Lifting his burden again, Matteos carried Nic deeper and deeper into the camp. From his underwater hiding place, Nic could only hear the distant and muffled voices of the camp laborers getting louder and louder. The barrel was set down with a clunk.
A shadow crossed over the surface of the water, but Nic’s ability to wedge himself flat meant he could only be seen if someone looked directly down.
“Alright, send ’em in.” With a jolt, the cart started forward.
And Nic went through the Dungeon’s portal. For a moment, all he could see above the water was a shining tunnel of light, and he felt weightless like he was floating in null gravity. Then came a crashing sense of vertigo as if he was falling for miles.
The tunnel ended abruptly, and the cart’s wheels groaned as it dropped into bright red sand.
The air was instantly different. Full of Essence. Strange, unruly Essence.

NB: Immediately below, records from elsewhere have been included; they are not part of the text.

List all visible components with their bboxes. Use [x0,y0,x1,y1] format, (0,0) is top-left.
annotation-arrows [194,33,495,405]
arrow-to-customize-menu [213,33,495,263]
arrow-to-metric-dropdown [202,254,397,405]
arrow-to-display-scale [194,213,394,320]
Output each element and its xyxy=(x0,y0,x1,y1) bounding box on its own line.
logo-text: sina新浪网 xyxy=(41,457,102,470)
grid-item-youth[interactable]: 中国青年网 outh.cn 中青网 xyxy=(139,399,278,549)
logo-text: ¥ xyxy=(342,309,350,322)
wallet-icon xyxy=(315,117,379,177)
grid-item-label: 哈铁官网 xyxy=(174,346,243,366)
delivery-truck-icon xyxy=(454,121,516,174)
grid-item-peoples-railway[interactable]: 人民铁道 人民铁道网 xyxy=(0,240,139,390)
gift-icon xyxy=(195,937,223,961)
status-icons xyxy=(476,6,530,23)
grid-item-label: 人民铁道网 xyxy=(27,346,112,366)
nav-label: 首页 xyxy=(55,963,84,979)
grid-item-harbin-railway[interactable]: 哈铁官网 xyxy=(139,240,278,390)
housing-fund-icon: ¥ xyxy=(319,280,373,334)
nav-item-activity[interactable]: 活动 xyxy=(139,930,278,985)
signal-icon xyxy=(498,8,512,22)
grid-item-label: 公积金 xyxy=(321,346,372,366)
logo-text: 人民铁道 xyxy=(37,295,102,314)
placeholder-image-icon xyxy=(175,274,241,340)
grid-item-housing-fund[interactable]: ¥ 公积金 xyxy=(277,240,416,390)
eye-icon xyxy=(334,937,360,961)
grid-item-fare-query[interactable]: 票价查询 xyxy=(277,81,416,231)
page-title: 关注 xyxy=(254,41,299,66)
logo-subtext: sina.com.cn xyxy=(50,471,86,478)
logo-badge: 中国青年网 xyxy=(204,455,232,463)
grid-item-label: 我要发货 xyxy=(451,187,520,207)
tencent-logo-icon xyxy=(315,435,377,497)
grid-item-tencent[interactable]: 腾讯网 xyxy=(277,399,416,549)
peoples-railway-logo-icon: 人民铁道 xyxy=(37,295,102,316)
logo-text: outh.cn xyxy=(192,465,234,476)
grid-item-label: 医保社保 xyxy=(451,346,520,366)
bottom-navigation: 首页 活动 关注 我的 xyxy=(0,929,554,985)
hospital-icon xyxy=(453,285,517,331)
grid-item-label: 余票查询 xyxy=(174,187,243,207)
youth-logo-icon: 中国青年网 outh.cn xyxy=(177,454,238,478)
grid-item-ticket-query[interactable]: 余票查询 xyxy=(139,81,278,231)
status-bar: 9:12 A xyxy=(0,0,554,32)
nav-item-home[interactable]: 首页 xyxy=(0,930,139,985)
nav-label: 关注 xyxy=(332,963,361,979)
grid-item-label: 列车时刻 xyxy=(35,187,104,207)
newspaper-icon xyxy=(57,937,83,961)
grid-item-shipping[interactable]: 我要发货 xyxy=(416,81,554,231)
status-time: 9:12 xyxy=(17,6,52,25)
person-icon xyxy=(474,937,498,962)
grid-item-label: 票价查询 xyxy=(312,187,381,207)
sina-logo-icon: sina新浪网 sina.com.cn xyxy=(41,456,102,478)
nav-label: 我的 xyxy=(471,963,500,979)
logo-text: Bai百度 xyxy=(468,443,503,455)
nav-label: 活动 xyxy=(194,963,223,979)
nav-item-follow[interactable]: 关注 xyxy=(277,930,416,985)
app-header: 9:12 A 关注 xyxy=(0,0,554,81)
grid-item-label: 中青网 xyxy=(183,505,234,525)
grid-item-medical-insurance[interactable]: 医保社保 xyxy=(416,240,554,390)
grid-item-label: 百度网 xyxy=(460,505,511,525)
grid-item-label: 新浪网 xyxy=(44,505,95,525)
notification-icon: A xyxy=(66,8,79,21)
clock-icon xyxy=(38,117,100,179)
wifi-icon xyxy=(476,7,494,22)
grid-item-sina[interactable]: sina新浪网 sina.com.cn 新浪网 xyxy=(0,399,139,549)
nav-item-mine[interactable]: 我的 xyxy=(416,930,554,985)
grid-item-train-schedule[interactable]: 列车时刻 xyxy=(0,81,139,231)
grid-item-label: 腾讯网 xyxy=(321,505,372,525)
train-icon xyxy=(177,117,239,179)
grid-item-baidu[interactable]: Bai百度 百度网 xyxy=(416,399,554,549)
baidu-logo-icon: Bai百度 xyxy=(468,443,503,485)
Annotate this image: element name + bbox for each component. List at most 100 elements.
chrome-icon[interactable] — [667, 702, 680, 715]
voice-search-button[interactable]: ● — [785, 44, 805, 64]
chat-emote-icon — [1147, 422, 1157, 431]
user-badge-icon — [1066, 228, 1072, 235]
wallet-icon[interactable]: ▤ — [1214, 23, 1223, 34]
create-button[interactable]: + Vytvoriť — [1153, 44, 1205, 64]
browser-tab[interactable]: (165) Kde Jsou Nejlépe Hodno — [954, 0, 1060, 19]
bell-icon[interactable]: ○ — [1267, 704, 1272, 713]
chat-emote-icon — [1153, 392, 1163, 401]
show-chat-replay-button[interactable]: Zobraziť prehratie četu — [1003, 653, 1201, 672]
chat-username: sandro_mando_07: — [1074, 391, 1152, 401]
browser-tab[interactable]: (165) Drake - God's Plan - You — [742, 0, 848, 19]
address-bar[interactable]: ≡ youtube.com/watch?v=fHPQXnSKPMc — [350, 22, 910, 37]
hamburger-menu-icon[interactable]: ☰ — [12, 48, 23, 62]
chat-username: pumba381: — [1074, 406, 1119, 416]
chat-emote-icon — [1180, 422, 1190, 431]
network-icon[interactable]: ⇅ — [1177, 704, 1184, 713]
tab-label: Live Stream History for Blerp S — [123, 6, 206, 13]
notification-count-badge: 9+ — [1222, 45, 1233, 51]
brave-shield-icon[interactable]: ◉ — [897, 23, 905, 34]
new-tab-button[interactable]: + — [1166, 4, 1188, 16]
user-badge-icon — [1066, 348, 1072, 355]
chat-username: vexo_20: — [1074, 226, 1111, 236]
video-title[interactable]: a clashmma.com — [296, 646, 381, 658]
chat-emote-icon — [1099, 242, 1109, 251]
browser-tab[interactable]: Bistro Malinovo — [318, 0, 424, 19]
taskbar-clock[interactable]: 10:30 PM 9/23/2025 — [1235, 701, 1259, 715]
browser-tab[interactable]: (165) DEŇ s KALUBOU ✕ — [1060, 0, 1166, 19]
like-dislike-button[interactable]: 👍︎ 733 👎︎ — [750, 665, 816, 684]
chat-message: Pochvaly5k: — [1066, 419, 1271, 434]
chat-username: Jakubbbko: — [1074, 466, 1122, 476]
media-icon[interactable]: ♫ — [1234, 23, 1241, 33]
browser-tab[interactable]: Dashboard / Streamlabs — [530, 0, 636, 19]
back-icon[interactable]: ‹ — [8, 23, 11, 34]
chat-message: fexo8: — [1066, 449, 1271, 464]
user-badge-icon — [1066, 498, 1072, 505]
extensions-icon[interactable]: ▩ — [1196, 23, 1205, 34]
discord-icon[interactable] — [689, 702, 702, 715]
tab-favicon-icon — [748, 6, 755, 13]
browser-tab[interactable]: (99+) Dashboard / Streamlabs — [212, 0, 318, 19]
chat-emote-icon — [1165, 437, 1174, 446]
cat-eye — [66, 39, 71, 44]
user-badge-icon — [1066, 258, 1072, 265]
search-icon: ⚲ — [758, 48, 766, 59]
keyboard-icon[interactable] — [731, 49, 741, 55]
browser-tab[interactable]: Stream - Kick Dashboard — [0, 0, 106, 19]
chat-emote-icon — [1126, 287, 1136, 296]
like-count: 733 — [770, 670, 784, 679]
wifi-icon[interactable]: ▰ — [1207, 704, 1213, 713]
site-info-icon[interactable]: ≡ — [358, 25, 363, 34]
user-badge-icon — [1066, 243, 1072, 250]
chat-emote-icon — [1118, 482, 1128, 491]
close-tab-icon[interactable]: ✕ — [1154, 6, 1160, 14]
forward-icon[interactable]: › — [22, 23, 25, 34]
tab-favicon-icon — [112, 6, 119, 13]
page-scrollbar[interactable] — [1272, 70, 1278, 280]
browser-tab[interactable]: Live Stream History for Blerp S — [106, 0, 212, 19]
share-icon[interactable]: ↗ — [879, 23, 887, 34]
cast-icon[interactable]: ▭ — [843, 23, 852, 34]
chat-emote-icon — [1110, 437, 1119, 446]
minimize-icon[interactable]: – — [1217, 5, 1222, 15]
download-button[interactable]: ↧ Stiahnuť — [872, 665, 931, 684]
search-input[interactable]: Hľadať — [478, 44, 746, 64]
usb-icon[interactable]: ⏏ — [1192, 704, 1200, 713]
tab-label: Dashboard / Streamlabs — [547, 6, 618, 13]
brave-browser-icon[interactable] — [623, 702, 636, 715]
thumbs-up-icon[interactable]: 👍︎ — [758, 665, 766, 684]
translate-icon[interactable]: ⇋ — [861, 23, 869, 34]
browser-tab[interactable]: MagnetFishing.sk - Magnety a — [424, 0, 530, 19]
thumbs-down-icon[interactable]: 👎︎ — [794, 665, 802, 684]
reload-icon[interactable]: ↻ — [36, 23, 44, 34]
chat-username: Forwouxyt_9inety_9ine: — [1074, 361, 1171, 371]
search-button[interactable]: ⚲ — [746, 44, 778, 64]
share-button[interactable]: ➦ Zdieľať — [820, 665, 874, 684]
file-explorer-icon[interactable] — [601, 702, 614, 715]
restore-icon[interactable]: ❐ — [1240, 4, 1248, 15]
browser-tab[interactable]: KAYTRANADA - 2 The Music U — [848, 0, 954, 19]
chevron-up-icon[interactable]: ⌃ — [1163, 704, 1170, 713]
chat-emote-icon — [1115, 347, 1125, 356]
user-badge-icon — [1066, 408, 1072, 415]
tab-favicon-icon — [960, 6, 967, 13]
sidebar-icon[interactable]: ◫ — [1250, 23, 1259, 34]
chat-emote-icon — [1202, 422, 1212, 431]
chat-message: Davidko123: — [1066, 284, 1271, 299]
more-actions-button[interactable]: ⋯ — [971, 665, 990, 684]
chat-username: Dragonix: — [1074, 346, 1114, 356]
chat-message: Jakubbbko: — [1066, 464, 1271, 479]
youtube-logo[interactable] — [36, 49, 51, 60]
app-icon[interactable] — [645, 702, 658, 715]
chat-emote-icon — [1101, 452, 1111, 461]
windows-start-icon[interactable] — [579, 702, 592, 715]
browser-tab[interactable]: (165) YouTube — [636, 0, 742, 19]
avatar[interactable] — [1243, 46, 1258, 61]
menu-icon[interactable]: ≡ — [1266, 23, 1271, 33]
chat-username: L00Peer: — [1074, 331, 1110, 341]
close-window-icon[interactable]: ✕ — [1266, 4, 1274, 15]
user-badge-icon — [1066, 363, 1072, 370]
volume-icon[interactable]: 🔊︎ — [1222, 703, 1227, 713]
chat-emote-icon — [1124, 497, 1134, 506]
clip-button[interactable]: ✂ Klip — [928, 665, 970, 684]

Nic dug his tiger-claw into the barrel’s side and broke open a small peephole. He figured he was doing them a favor since his presence would poison the water anyway. What he saw were red sands in all directions. Huge dunes of red rising like frozen waves and troughs full of shadow that offered respite from the blazing sun. The portal was seated in a wall of dark yellow stone that rose from the desert and extended endlessly in both directions, with a single gatehouse guarded by two towers. A thin oasis of shallow pools and scrubby little grasses skirted the wall…
And beyond that was desolation.
He poked more holes into the barrel, eager to see more.
The Dungeon was a barren place. Huge crystals of bismuth rose from the sand, their blocky spars decorated with straight-lined spirals that shifted colors from pale yellow to deep blue. Their metallic-sheened rainbows glittered in the light. Stone mesas dotted the earth like anvils. Ruined windmill towers stuck out of the sand, the blades still turning in the lonely wind.